Pronto! Já temos alguns elementos para pensar a leitura

da literatura. Querem ver?

1. Nem sempre leio porque gosto. Este verbo é subjetivo

e amplo, porque gostar é infinito. Muitas vezes leio

porque preciso ler. Ou me obrigo a ler.

2. A leitura toma tempo porque o correr dos olhos

precisa fazer sentido e fazer pensar. Não é apenas

correr. Nem sempre temos o tempo: precisamos criar

o tempo para ler.

3. Leitura rima com literatura. E apenas rima, porque são

ações que têm objetos e objetivos diferentes. Se você

seguir este texto, depois haverá uma explicação mais

longa sobre isso.

4. A literatura não é composta apenas por histórias

românticas. Ela abrange a poesia, o teatro e as

narrativas, geralmente em prosa. E cada uma das três

tem diferentes formatos e diferentes tipos de texto.

Não são uma coisa só!

5. Um filme baseado em um texto literário não é

literatura: é cinema! Uma linguagem que dá corpo

aos personagens, que movimenta os cenários, que

cria sons ambientais ou de fala altera o que os leitores

imaginaram. Por isso, trata-se de outra arte.

Estamos no depois e é hora da explicação. Temos todos

os tipos de texto em jornal, em livro, nas telas e até em

cartazes e placas. Esses são os suportes. Os textos têm

várias funções: informar, aconselhar, descrever, convencer,

emocionar, provocar reflexão e muitas outras. Essas são

finalidades. Mas nem todos os textos são inventivos

ou surpreendem pelo uso não habitual da língua e da

linguagem, e pulsam como se fossem vivos, como se

fossem a realidade em trajes incomuns. Essa é a literatura.

Quer ver? Leia uma notícia de jornal sobre meio ambiente.

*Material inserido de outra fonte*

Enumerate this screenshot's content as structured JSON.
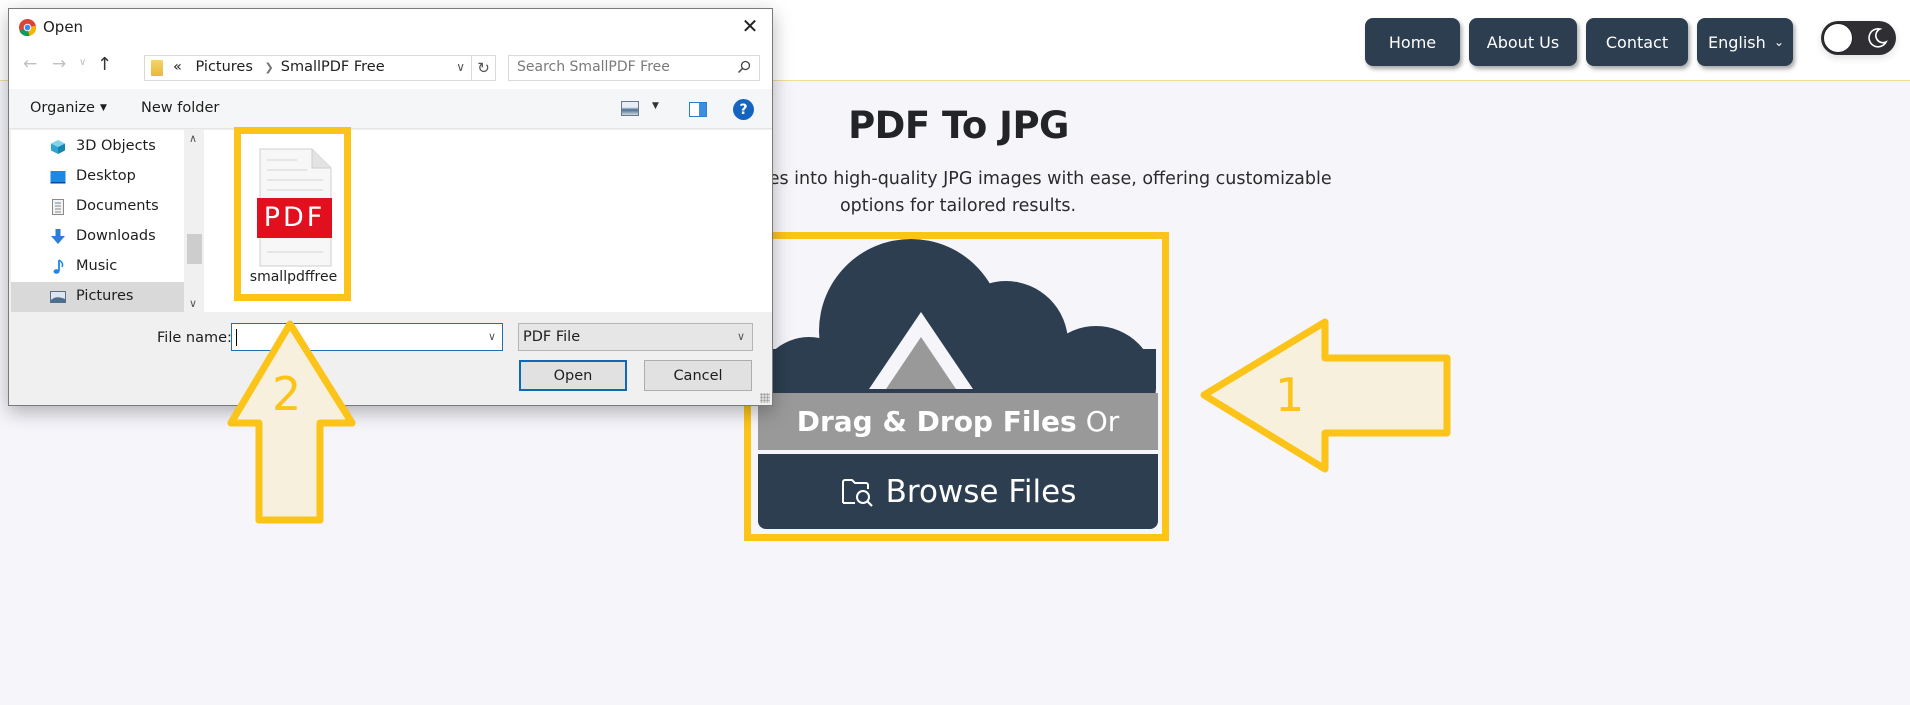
{
  "site": {
    "nav": {
      "home": "Home",
      "about": "About Us",
      "contact": "Contact",
      "language": "English"
    },
    "theme_toggle": {
      "mode": "light",
      "icon": "moon-icon"
    },
    "title": "PDF To JPG",
    "description": "Converts your PDF files into high-quality JPG images with ease, offering customizable options for tailored results.",
    "upload": {
      "drag_text_bold": "Drag & Drop Files",
      "drag_text_or": "Or",
      "browse_label": "Browse Files",
      "browse_icon": "folder-search-icon"
    },
    "colors": {
      "primary": "#2c3e50",
      "band_gray": "#999999",
      "highlight": "#fcc419",
      "background": "#f5f5fa"
    }
  },
  "annotations": {
    "arrow_1": "1",
    "arrow_2": "2"
  },
  "dialog": {
    "title": "Open",
    "close_label": "✕",
    "breadcrumb": {
      "overflow": "«",
      "items": [
        "Pictures",
        "SmallPDF Free"
      ]
    },
    "search_placeholder": "Search SmallPDF Free",
    "toolbar": {
      "organize": "Organize",
      "new_folder": "New folder",
      "help": "?"
    },
    "nav_pane": [
      {
        "label": "3D Objects",
        "icon": "3d-objects-icon"
      },
      {
        "label": "Desktop",
        "icon": "desktop-icon"
      },
      {
        "label": "Documents",
        "icon": "documents-icon"
      },
      {
        "label": "Downloads",
        "icon": "downloads-icon"
      },
      {
        "label": "Music",
        "icon": "music-icon"
      },
      {
        "label": "Pictures",
        "icon": "pictures-icon",
        "selected": true
      }
    ],
    "files": [
      {
        "name": "smallpdffree",
        "badge": "PDF"
      }
    ],
    "file_name_label": "File name:",
    "file_name_value": "",
    "file_type": "PDF File",
    "open_button": "Open",
    "cancel_button": "Cancel"
  }
}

Depois leia um romance ou um conto com a descrição

de uma paisagem. O primeiro texto provavelmente

tentará criar ou consolidar nos leitores a consciência

da importância da preservação. O segundo formará a

imagem mental que, somada ao contexto global da

história, provocará sensações, descobertas, lembrará

outras paisagens e estabelecerá pontes com personagens,

situações, clima emocional. Todos juntos e misturados.

Sem querer convencer os leitores sobre a importância da

preservação ou das catástrofes climáticas.

A leitura da literatura não gosta de questionários e

avaliações quantitativas. Ela encaminha os leitores para o

campo das questões essenciais da vida:

quem? (a personagem ou o leitor é, será e foi)

quando? (requer um trabalho com o tempo

da memória, o do relógio e o psicológico)

por quê? (refere-se à origem da vida,

dos sentimentos, dos fracassos)

como? (trabalha com os comportamentos,

as decisões, as dúvidas)

para quê? (trata da vida em sua essência, em seu

sentido real, concreto e imaginário: a razão de se estar vivo)

As respostas a essas questões não se dão no modo

verdadeiro, mas na perspectiva da ficção, isto é, da criação

imaginária, na ficção. A leitura em geral pode acontecer em

textos que pedem aos leitores uma compreensão exata,

fixa, concreta. Nomes, situações, dados, acontecimentos.

No caso da literatura, a leitura pede imaginação, aventura

na linguagem, sensibilidade para a beleza e o horror,

uma realidade paralela e, muitas vezes, perfeita ou

inexistente. Mal comparando, leitura é termo de sentido

amplo; literatura é termo de sentido exclusivo, particular

e singular.

Ler narrativas escritas, poemas e peças de teatro não tem

como objetivo tornar cultos os leitores. Torna, sim, os

leitores mais humanos. Se os textos forem de qualidade,

os leitores poderão se tornar mais sábios e mais

compreensivos. A literatura de boa qualidade humaniza.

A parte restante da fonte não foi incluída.